Whitesmiths
- Industry: IT
- Founded: 1978; 48 years ago
- Founder: P. J. Plauger, Mark Krieger and Gabriel Pham
- Headquarters: Westford, Massachusetts

= Whitesmiths =

Former American software company

Whitesmiths Ltd. was a software company founded in New York City by P. J. Plauger, Mark Krieger and Gabriel Pham, and last located in Westford, Massachusetts. It sold a Unix-like operating system called Idris, as well as the first commercial C compiler, Whitesmiths C.

The Whitesmiths compiler, first written for the PDP-11, was released in 1978, and compiled a version of C similar to that accepted by Version 6 Unix (Dennis Ritchie's original C compiler). It was an entirely new implementation, borrowing no code from Unix. Today, it is mainly remembered for lending its name to a particular indentation style, originally used in the code examples which accompanied it. Whitesmith's first customer for their C compiler was Fischer & Porter, a process control company then located in Warminster, Pennsylvania. Besides PDP-11, the compiler had code generators for Intel 8080/Zilog Z80, Motorola MC68000, and VAX-11, and it was commonly used as a cross compiler. Whitesmiths also developed a Pascal front-end for the compiler, that emitted C-language code for input to the C compiler.
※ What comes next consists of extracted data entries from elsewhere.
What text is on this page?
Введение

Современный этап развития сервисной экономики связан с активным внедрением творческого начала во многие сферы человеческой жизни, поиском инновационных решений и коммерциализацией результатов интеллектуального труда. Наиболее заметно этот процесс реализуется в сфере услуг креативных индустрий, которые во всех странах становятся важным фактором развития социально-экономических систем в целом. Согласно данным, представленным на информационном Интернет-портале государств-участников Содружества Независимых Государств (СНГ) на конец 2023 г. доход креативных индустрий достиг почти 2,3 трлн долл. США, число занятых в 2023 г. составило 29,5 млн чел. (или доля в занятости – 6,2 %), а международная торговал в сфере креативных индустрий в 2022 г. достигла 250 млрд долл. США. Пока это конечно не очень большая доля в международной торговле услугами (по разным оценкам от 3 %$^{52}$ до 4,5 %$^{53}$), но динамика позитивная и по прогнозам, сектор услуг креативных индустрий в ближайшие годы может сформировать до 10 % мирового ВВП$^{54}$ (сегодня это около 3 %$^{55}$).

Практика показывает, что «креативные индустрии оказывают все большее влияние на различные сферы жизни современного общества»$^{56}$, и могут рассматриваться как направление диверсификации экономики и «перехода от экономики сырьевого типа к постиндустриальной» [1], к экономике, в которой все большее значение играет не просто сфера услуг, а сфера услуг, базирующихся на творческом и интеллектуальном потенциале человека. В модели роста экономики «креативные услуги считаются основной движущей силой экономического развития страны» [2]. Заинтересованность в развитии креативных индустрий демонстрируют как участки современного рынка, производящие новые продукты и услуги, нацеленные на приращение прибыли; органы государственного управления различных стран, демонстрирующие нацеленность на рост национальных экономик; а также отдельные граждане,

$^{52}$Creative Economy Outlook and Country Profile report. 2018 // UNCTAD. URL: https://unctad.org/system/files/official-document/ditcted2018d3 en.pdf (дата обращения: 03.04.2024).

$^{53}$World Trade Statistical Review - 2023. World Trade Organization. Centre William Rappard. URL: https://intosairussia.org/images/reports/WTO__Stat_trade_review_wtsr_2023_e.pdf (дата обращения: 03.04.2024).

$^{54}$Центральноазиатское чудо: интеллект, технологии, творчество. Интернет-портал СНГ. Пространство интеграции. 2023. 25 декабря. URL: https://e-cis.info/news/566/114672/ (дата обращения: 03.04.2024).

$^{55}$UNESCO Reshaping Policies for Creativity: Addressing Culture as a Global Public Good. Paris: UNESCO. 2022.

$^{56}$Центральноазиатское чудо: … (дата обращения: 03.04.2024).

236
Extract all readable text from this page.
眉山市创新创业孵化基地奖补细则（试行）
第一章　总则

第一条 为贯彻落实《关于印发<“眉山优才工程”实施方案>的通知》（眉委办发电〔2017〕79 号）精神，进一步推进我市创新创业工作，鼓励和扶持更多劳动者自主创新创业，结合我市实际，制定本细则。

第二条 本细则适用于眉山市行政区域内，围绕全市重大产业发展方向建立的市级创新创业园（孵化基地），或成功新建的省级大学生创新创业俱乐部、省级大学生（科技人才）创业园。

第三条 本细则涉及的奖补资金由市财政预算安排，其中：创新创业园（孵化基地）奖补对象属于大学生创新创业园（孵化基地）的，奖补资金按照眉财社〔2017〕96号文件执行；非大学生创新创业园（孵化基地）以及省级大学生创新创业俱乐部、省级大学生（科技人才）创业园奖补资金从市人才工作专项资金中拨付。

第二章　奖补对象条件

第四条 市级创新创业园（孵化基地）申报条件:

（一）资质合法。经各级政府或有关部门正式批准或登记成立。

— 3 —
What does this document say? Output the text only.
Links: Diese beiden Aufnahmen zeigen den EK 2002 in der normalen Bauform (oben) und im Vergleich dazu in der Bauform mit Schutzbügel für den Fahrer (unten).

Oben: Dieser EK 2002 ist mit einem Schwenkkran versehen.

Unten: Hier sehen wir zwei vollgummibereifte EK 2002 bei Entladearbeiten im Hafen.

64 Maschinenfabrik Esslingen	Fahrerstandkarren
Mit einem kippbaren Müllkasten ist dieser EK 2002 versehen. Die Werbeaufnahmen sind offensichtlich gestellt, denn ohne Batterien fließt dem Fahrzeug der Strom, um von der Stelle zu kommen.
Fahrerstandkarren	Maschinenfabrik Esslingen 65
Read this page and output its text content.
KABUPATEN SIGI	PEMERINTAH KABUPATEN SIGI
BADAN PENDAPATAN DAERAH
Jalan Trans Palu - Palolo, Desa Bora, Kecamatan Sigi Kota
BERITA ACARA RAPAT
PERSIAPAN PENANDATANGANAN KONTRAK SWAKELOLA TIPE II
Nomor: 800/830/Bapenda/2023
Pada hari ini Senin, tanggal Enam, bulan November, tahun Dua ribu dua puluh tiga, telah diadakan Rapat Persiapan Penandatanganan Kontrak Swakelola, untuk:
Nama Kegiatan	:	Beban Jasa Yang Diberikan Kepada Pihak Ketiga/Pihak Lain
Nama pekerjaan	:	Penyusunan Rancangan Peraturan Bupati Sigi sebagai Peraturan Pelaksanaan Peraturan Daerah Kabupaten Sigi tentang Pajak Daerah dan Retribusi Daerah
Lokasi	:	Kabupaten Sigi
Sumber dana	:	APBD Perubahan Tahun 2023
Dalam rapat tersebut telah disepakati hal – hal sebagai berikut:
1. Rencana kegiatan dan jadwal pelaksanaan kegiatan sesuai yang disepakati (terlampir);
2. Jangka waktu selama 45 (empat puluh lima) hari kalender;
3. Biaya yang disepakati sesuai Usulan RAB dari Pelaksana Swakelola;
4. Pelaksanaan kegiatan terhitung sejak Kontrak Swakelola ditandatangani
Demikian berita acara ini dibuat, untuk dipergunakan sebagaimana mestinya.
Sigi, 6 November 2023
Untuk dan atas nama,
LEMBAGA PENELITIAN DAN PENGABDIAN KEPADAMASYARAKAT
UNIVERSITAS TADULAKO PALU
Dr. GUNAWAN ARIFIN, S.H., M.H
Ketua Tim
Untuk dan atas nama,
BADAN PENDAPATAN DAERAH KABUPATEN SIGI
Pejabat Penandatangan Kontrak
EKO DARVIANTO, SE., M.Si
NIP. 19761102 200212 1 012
By 1983 Whitesmiths was one of several vendors of Unix-like operating systems. That year Whitesmiths formed a technical and business alliance with France-based COSMIC Software. At that time, Whitesmiths published 16-bit compilers for machines like PDP-11 while COSMIC published 8-bit compilers for Intel and Motorola CPUs. This technology alliance improved compilers for both markets. Whitesmiths was actively involved in developing the original ANSI C standard supplying several members to the standards committee and hosting some technical sessions. They were one of the first suppliers of an ANSI C compliant compiler.

The company's president from 1978 to 1988 was P. J. Plauger. Whitesmiths merged with Intermetrics in December 1988, leading to further mergers and acquisitions.